I have met solitude where sun rays kiss the grass. I have sandwiched myself between that rising of the sun and have found myself overshadowed, still, by the dusk. I have gotten used to this forlorn feeling as a bird is used to a song, its feet to the branch of a tree, its heart enclosed within its feathers, making melodies for all, but none too long to last.
I have found that in my heart lies yet another bird beating about. Here, there is a song as well that –plays ceaselessly from e to D to E to d. Resting, covered under the eventide sheets lay intimate conversations within the radius of God’s heart -that purest of reds in the diamond mines of which only he and I know.
I flap my wings and reverb; I am the music and the bird. I am the breaking of hearts in cold weather, fully forlorn under Father’s thumb. The world is a broiling pot of dreams never forgotten and the reek of the carrion of regrets. Once, a few regrets ago, I threw my heart into the steaming stew and joined in the shift to stir the pot of the misery that leeringly eyes a lover’s bouncing heart. I faced the mountain and down fell my knees – that this bird in a cage – should fly out of my chest and find its mate.
Before I had mailed my heart in the envelope of dreams to the man I loved, I knew that life could not possibly be darker than bearing it out without tasting the sweetness of love’s embrace. For this mate that I cried – kissing the feet of the mountain and shooting wishes to the stars – a blackened spot begun to creep over the surface of my shadowy heart, left barely intact by the light that once illuminated all its parts.
I ate my bread, and drunk the Cabernet on evenings too slow with skin too chapped – spotting a fault line a day on my eyes and knees- playing my part as a tree in a play. Somewhere in the mist of the rising air lay the potential where I could finally say that life is fair. However, when grey was my hair, I plopped my feet on the edge of the world and looked out upon the space where love was meant to be my fate – where it held and released me like a child with its toy –a playmate.
The twinkle of a star, like the ringing of a distant bell, fails not as a teacher and torturer; to paint a picture of history and possible romance. When I look upon the singing stars, the Polaris star tugs at my heart like a dog at the ends of passions’ hem. I understand why I so readily set my heart upon the lover’s pyre and why this ringing key of naivety still plays in the heart of my hearts.
Why explain it to the depth of its depths if I can’t?
Any man that can capture love elucidates only his part, answering only his question as the next does his or hers.
Sometimes my stare is blank. Sometimes my heart is sunk. Sometimes I feel I can’t manage this heart. I have no story to tell you about love grand or small if it could take form. I have no words to describe love.
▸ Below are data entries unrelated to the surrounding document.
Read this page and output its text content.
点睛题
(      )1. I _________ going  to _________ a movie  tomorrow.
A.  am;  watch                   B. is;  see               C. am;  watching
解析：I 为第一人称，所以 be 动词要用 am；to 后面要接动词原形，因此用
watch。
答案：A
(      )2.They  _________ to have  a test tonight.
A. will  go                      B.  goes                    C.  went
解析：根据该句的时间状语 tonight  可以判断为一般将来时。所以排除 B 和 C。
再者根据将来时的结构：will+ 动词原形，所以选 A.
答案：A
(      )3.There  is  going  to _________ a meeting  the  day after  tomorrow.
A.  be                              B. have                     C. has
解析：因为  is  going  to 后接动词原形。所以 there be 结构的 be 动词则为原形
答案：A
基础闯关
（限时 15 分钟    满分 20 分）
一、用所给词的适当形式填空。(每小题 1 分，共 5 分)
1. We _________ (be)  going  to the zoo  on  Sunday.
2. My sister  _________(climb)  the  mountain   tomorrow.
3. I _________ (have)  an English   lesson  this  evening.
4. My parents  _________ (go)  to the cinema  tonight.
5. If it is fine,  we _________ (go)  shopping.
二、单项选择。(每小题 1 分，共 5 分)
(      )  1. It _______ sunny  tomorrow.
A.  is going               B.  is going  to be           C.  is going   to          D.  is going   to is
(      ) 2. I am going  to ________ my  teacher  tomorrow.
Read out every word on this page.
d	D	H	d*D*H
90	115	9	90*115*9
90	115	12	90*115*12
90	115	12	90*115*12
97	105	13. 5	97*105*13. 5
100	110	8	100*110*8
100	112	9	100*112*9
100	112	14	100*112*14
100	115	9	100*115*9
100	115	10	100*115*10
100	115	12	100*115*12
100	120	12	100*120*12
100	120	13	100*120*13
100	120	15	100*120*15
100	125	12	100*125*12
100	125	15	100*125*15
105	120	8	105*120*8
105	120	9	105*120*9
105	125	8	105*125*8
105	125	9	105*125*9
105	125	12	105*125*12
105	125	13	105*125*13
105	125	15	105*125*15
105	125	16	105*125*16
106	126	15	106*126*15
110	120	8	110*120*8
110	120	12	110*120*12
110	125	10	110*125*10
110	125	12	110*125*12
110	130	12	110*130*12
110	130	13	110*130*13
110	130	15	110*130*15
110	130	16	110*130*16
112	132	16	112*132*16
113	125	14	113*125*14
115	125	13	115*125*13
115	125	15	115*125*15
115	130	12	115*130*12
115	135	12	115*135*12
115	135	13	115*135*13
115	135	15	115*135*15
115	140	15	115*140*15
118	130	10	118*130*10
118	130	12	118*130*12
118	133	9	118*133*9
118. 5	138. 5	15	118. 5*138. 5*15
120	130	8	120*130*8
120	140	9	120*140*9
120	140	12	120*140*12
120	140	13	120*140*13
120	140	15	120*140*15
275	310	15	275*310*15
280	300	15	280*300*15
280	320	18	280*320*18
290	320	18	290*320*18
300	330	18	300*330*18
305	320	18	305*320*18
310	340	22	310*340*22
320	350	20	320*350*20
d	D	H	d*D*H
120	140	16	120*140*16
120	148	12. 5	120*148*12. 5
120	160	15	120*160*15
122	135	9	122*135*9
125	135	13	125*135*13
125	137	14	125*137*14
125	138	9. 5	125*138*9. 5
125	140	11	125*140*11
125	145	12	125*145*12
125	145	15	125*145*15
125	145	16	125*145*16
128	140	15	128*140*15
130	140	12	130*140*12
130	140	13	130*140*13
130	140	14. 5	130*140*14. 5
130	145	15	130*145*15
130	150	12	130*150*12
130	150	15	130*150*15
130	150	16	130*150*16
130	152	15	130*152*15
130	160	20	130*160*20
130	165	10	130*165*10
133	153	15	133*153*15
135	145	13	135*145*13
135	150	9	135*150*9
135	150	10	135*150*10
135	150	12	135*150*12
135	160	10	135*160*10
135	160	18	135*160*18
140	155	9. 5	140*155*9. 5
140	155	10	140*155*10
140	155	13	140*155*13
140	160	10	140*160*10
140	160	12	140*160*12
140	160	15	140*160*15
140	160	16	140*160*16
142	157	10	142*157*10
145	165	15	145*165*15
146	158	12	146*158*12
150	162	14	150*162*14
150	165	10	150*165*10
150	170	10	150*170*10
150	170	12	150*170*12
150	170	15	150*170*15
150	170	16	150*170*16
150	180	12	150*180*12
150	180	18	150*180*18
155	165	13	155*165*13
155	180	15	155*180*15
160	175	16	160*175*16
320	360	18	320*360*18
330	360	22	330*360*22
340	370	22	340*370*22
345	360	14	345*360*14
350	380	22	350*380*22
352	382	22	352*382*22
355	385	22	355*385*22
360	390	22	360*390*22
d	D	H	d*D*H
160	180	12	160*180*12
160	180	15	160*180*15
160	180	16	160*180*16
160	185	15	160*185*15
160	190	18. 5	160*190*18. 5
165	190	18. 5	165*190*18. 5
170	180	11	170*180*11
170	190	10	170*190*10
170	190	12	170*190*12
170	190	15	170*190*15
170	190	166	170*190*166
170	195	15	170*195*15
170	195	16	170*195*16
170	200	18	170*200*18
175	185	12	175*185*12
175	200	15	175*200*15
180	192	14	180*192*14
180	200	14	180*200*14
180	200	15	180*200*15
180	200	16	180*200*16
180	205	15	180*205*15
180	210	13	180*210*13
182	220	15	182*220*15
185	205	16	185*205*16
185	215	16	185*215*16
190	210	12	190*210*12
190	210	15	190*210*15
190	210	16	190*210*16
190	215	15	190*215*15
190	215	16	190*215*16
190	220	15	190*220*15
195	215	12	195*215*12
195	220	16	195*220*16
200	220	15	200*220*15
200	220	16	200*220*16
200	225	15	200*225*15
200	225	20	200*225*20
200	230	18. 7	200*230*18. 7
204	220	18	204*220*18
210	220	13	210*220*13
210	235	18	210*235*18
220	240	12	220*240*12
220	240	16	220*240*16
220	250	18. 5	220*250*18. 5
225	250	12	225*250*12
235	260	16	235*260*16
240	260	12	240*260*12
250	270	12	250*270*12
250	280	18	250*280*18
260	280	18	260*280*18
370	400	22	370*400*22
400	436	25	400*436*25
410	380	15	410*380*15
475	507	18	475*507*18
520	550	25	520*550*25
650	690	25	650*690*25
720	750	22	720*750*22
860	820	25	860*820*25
Where there is a heart, there is love, Beating or still, was or is, Love is, was and will continue to Be. Where there is a heart, There you’ll find me Chasing after the Sun.
I feel. I feel. I feel it all. Everything roaring. An upheaval. Fingers weak. Evaporating tears. My heart. My broken and breaking heart. So soft. So open. Healing. Believing. Life is earnest. Believe it.
I now know that magic sleeps between the smile of a dancing reflection, the love that keeps hope alive and saves a dance for the magic I will see in your eyes when I meet you.